Associated with the University of Chicago, the Oriental Institute Museum was founded in 1919 and was originally intended as a research laboratory for the investigation of early humankind’s progress from ancient days. The Oriental Institute Museum’s goal is to be the leading center in the world for the study of ancient Near Eastern civilizations. Open to the public in 1931, the Oriental Institute Museum contains many collections obtained on its Middle East expeditions from the 1920s-1940s.
The museum experienced a major reinstallation during the 1990s and early 2000s. The purpose and mission of the museum is to promote interest in and understanding of ancient civilizations of the Middle East, and to explore how they connect to the modern world. Approximately 55,000 local and international visitors access visit the museum each year to experience world-renowned artifacts, photographs, publications, drawings, etc. from areas such as Mesopotamia, Turkey, Egypt, Assyria, Israel and more.
Not to Miss at the Oriental Institute Museum
- Dr. Norman Solhkhah Family Assyrian Empire Gallery. Containing carved ivory plaques, 6-sided inscribed clay prisms, life-size statues, a royal hunting scene and other artifacts from Assyria dating back as far as 700 B.C.
- Joseph and Mary Grimshaw Egyptian Gallery. Housing almost 800 objects that date back as far as 5000 B.C., the Egyptian Gallery contains a 17-ft tall statue of King Tut at the entrance, and features other items such as clothing tools, jewelry, food, music, games, mummies and more.
- The Robert and Deborah Aliber Persian Gallery. With approximately 1000 objects dating from 6800 B.C. to 1000 A.D., this gallery boasts artifacts that show how the Persian cultures have developed over time. Coins, jewelry, pottery, sculptures, and even the colossal head of a bull are located here.
Oriental Institute Museum Amenities
Some of the services and conveniences visitors may enjoy at the Oriental Institute Museum include:
The Suq—Museum Gift Shop
The museum shop makes various gifts and souvenirs available including jewelry, magazines, books, home décor, and many items that are replicas of the artifacts contained in the museum. As it is run by the University of Chicago, the Museum Suq gift shop is a not-for-profit entity and the proceeds go to support various departments and projects within the museum, particularly related to the Research Archives.
Committed to making its programs and services accessible to everyone, the Oriental Institute offers a variety of resources, including:
- Traffic drop-off and ramp access
- Accessible parking
- Wheelchair accessible exhibits with elevators
- Wheelchairs for use in the museum (first-come, first-served)
- FM Assistive Listening Devices
- Service animals are welcome (please notify the museum in advance)

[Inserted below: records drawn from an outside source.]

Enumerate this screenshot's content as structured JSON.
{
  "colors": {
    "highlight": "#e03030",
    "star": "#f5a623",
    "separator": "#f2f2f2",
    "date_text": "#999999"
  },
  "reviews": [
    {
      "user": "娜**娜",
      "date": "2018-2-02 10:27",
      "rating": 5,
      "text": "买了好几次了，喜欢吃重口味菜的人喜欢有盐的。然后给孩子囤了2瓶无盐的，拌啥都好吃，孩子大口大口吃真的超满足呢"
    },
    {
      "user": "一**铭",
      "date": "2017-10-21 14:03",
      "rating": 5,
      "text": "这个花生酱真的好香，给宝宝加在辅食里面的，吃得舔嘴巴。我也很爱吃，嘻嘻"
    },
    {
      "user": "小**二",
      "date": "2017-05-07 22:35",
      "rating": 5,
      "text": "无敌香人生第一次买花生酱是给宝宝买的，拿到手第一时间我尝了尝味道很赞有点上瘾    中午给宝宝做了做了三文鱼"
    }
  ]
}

- Complimentary lockers and coat check
Oriental Institute Museum Nearby Attractions
It is quite likely that the Oriental Institute Museum won’t take all day to see. The museum’s location on the University of Chicago campus means that plenty of other options exist for nearby things to do. For visitors looking for other activities nearby, some interesting options within walking distance include:
- Museum of Science and Industry
- DuSable Museum of African American History
- Frederick C. Robie House (by Frank Lloyd Wright)
- Botany Pond at University of Chicago
- Fountain of Time
Getting to the Oriental Institute Museum
1155 East 58th Street, Chicago IL 60637
Access to the Oriental Institute Museum at University of Chicago on the south side is simple by car, bike, or public transportation.
The museum can be accessed via Lake Shore Drive, Stevenson Expressway (I-55), Dan Ryan Expressway (I-94), or the Chicago Skyway.
A public parking garage located at 55th and Ellis Avenue. Street parking can be difficult to locate on the campus during regular University hours but may be more accessible for evenings and weekends. Free parking should be available at Lexington Parking Lot (5835 S. University Ave) after 4pm weekdays as well as on weekends.
CTA bus #6, Red Line Subway to Garfield Blvd/55th Street, or the Metra Train from downtown are all viable options to get to the University Campus.
Bicycle racks area available at the front of the building and can accommodate large groups. A bike station by Divvy (Chicago’s bike sharing organization) is located just a four-minute walk from the Oriental Institute Museum entrance.
When to Go to the Oriental Institute Museum
Tues-Sun 10am-5pm; Open late on Wednesdays until 8pm; Closed on Mondays. Holiday closures may include July 4, Thanksgiving, Christmas and New Year’s Day.
The Oriental Institute Museum may be busier on weekends, so a weekday visit might mean there are fewer people around. However, for those who are driving, parking will be much easier on the weekends.
Oriental Institute Museum Insider Tips
Discounts may be available for students or groups. The museum operates on the basis of a suggested admission donation, which means visitors may ask about the option to pay less, depending on what they can afford.